Negro National League I debut
- 1920, for the Detroit Stars

Last Negro National League II appearance
- 1941, for the New York Black Yankees

Negro National League I, Eastern Colored League, American Negro League, & Negro National League II statistics
- Win–loss record: 74–92
- Earned run average: 4.00
- Strikeouts: 757
- Batting average: .157
- Home runs: 0
- Runs batted in: 30
- Stats at Baseball Reference

Teams
- Richmond Giants (1918-1919); Indianapolis Jewell's ABCs (1919); Indianapolis ABCs (1920); Detroit Stars (1920–1921); Chicago American Giants (1921); Detroit Stars (1922); Santa Clara (1922–1923); New York Lincoln Giants (1923–1924); Brooklyn Royal Giants/Brooklyn Cuban Giants (1925–1928); New York Lincoln Giants (1929–1930); Harlem Stars (1931); New York Black Yankees (1932–1941);

Career highlights and awards
- Negro National League strikeout leader (1921);

= Bill Holland (right-handed pitcher) =

American baseball player

Elvis William Holland (February 28, 1901 - December 3, 1973) was an American professional baseball pitcher and outfielder in the Negro leagues. He played from 1919 to 1941. In newspaper reports, he is often referred to as "Bill" Holland, and had the nicknames of "Speed" and "Devil."

==Early career==
Holland debuted in Richmond, Indiana as a teenager in 1918 with the Richmond Giants, a team that had also featured Negro league legends Oscar Charleston and Connie Day during the season.
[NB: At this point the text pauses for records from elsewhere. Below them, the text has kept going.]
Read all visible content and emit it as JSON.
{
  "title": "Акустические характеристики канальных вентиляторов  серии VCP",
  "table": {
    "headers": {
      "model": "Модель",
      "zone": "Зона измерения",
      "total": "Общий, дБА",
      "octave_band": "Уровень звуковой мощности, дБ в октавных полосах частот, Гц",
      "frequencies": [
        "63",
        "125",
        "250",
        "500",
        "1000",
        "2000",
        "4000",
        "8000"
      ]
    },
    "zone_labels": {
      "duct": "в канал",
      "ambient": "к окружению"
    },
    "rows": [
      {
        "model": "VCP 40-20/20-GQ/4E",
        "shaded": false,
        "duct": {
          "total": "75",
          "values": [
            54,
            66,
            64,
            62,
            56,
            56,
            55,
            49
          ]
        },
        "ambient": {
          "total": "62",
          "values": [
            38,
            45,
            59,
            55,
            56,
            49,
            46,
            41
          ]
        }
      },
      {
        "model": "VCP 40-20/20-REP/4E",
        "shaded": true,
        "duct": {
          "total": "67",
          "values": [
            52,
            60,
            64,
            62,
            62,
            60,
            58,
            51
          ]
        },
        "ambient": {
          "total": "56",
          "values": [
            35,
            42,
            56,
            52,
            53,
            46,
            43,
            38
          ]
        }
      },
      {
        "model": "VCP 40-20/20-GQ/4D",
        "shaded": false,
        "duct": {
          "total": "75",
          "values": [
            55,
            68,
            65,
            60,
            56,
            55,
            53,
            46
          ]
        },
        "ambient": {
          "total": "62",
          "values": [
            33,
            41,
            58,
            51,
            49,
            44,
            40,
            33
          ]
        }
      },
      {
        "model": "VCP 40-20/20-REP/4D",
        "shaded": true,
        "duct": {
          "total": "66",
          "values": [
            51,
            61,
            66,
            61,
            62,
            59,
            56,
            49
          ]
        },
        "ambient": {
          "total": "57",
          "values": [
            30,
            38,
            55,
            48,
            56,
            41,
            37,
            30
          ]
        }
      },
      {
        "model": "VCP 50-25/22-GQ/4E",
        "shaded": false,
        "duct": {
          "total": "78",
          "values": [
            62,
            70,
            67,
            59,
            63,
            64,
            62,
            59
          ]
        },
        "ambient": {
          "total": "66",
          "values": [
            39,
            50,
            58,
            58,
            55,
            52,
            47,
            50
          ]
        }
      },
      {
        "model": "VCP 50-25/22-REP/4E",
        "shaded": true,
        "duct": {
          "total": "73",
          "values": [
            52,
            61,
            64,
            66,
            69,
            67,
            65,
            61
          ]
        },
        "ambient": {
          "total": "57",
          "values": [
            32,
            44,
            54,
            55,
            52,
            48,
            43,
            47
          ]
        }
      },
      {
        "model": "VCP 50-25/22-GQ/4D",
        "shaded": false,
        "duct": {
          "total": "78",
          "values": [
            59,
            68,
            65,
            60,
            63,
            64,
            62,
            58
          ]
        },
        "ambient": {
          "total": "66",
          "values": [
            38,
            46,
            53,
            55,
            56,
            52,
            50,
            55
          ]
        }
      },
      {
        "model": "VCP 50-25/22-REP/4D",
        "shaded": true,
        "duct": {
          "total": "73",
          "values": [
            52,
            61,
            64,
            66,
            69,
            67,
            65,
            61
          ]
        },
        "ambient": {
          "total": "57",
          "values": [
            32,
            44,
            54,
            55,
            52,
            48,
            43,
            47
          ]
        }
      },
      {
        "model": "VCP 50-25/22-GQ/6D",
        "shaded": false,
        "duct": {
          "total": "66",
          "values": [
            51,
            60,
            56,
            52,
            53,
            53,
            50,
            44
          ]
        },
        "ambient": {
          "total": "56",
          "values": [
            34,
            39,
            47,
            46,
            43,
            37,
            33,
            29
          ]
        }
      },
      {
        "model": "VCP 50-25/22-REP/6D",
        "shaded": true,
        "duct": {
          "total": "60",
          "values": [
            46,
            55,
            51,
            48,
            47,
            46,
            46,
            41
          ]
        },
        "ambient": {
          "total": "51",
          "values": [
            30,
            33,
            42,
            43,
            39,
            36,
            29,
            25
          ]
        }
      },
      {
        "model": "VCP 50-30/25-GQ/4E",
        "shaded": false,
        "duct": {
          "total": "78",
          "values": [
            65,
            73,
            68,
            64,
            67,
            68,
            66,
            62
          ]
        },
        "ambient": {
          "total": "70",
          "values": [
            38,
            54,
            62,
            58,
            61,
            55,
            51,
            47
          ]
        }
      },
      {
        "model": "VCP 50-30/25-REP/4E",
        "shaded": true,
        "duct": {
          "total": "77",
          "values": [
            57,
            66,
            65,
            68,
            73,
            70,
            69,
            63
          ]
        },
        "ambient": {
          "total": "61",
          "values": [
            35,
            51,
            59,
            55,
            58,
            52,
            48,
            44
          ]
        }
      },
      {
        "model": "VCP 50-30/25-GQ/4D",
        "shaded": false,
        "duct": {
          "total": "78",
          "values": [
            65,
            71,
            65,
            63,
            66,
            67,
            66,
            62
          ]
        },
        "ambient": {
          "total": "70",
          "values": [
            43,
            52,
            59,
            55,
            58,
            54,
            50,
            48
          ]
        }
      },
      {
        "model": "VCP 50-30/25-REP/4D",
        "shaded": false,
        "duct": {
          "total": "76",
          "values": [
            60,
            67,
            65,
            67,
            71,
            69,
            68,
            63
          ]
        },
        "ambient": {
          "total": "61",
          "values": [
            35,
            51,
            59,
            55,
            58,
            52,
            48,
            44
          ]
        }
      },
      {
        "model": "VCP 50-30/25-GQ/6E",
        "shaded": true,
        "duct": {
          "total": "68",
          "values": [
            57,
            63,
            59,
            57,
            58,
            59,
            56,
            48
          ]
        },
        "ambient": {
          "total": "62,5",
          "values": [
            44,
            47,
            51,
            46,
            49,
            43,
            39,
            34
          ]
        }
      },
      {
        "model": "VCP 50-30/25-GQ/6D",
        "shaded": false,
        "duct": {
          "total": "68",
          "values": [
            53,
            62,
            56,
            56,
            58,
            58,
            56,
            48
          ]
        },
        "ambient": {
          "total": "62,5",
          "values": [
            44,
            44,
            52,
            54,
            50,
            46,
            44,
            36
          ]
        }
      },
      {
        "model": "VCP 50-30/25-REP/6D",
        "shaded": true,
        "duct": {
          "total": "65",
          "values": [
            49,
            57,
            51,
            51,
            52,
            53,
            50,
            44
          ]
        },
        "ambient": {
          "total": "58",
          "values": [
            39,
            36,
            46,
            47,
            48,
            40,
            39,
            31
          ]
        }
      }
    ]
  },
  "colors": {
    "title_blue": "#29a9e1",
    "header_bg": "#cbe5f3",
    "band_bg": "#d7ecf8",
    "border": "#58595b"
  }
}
Holland started games on consecutive days, pitching twenty innings in less than twenty-four hours. He only allowed five earned runs while striking out twenty-four hitters. After the Negro National League was founded, Holland got his start working for the Indianapolis ABCs baseball club, before being sold to the Detroit Stars in 1920. It was with the Stars that he pitched with other Negro league greats like Andy Cooper, Bill Gatewood, Tom Johnson and Gunboat Thompson. After three seasons with Detroit, he moved to the East Coast and spent the rest of his career working for the Lincoln Giants, Brooklyn Royal Giants, and the New York Black Yankees.

==Later career==
In 1930 Holland went 29-2 for the Lincoln Giants and was the first black player to ever pitch at Yankee Stadium. He was also voted to the 1939 East-West All-Star Game.
At age 51, Holland received votes listing him on the 1952 Pittsburgh Courier player-voted poll of the Negro leagues' best players ever.

==Rankings In Negro league history==
According to Seamheads, in official league games across Negro league history, Holland ranks fifth in strikeouts and complete games (1,094 and 173 respectively), and tenth in wins (116).